Doctor Sleep is the latest Stephen King novel to be made into a motion picture. It picks up the story of Danny Torrance (Ewan McGregor) 40 years after his terrifying stay at the Overlook Hotel in The Shining.


Still irrevocably scarred by the trauma he endured as a child at the Overlook, Torrance has fought to find some semblance of peace. But that peace is shattered when he encounters Abra Stone (Kyliegh Curran), a courageous teenager with her own powerful extrasensory gift, known as the “shine”. Instinctively recognising that Torrance shares her power, Abra seeks him out, desperate for his help against the merciless Rose the Hat (Rebecca Ferguson) and her followers. They are known as the True Knot and they feed off the shine of innocents in their quest for immortality. Forming an unlikely alliance, Torrance and Abra engage in a brutal life-or-death battle with Rose.

Translating all of that, Doctor Sleep concerns a small group of non-humans who feast on the breath of humans who suffer pain and death … along with two humans with magical powers who can detect them. Have I lost you already? Well, I don’t blame you.

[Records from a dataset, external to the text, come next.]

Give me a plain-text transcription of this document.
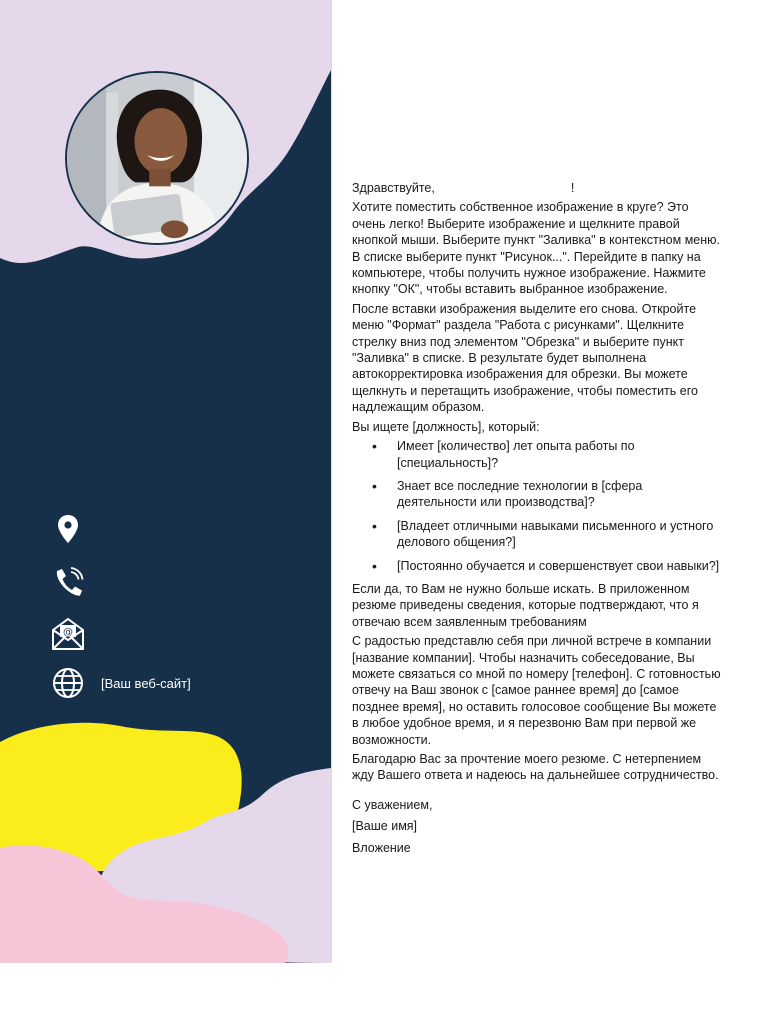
@
[Ваш веб-сайт]

Здравствуйте,	!

Хотите поместить собственное изображение в круге? Это очень легко! Выберите изображение и щелкните правой кнопкой мыши. Выберите пункт "Заливка" в контекстном меню. В списке выберите пункт "Рисунок...". Перейдите в папку на компьютере, чтобы получить нужное изображение. Нажмите кнопку "ОК", чтобы вставить выбранное изображение.

После вставки изображения выделите его снова. Откройте меню "Формат" раздела "Работа с рисунками". Щелкните стрелку вниз под элементом "Обрезка" и выберите пункт "Заливка" в списке. В результате будет выполнена автокорректировка изображения для обрезки. Вы можете щелкнуть и перетащить изображение, чтобы поместить его надлежащим образом.

Вы ищете [должность], который:

• Имеет [количество] лет опыта работы по [специальность]?
• Знает все последние технологии в [сфера деятельности или производства]?
• [Владеет отличными навыками письменного и устного делового общения?]
• [Постоянно обучается и совершенствует свои навыки?]

Если да, то Вам не нужно больше искать. В приложенном резюме приведены сведения, которые подтверждают, что я отвечаю всем заявленным требованиям

С радостью представлю себя при личной встрече в компании [название компании]. Чтобы назначить собеседование, Вы можете связаться со мной по номеру [телефон]. С готовностью отвечу на Ваш звонок с [самое раннее время] до [самое позднее время], но оставить голосовое сообщение Вы можете в любое удобное время, и я перезвоню Вам при первой же возможности.

Благодарю Вас за прочтение моего резюме. С нетерпением жду Вашего ответа и надеюсь на дальнейшее сотрудничество.

С уважением,
[Ваше имя]
Вложение
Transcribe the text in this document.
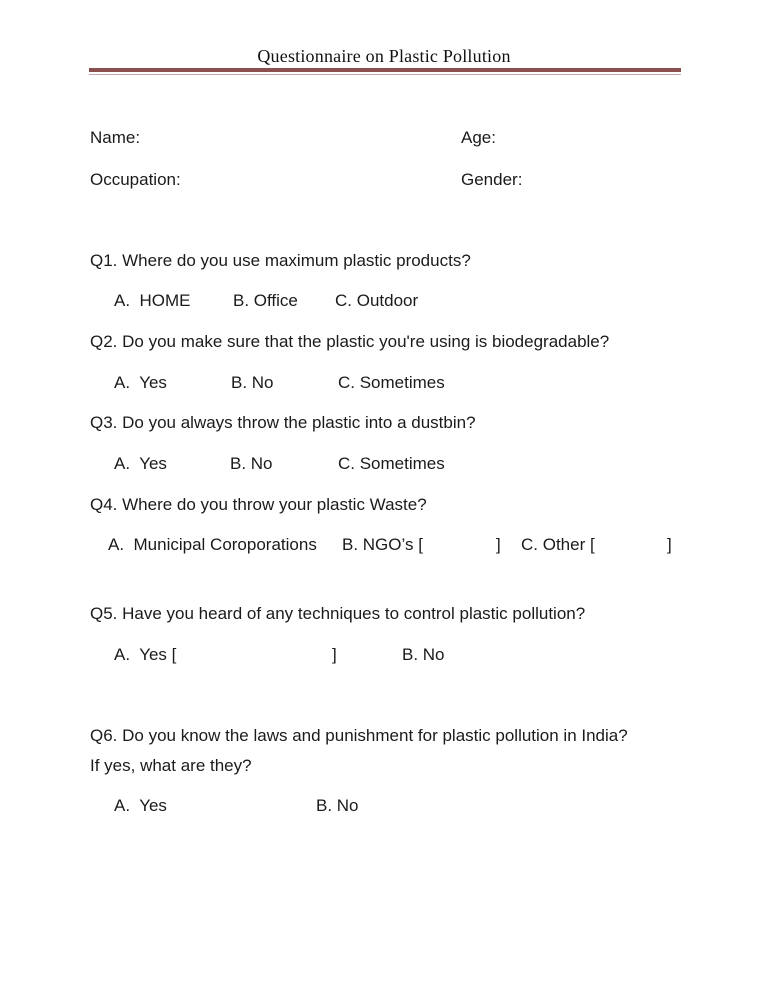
Questionnaire on Plastic Pollution
Name:	Age:
Occupation:	Gender:
Q1. Where do you use maximum plastic products?
A.  HOME B. Office C. Outdoor
Q2. Do you make sure that the plastic you're using is biodegradable?
A.  Yes	B. No	C. Sometimes
Q3. Do you always throw the plastic into a dustbin?
A.  Yes	B. No	C. Sometimes
Q4. Where do you throw your plastic Waste?
A.  Municipal Coroporations B. NGO’s [	] C. Other [	]
Q5. Have you heard of any techniques to control plastic pollution?
A.  Yes [	]	B. No
Q6. Do you know the laws and punishment for plastic pollution in India?
If yes, what are they?
A.  Yes	B. No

The sweet smell of breath driving non-humans into a frenzy? Come now. If that isn’t stretching credibility, I don’t know what is.

First up, it takes seemingly forever to piece together just what’s going on. That goes part of the way to explaining why the movie is over two and a half hours long. The script needed serious tightening. This isn’t The Godfather.

Of the non-humans, only three – possibly four – are of any real value in the piece. The others are extras trotted out just for the sake of it. One of the human detectors has lived a purposeless life and found no solace in abusing the bottle. The other is but a girl who has a particularly strong sixth sense.

The long and tortuous screenplay, and the direction which lacks the word “cut”, is by Mike Flanagan. Quite frankly I thought the lion’s share of the picture was just nonsense with creepy music and special effects thrown in. The production values are fine and the acting was okay but because I didn’t really believe what I was being fed I will not talk it up any more than that.

Some may appreciate being lost in this dark world of make believe more than I did. As far as I’m concerned it was simply a bridge too far. You can choose to see it without having seen The Shining, but I dare say you’d be better off if you chose to revisit Stanley Kubrick’s showpiece first.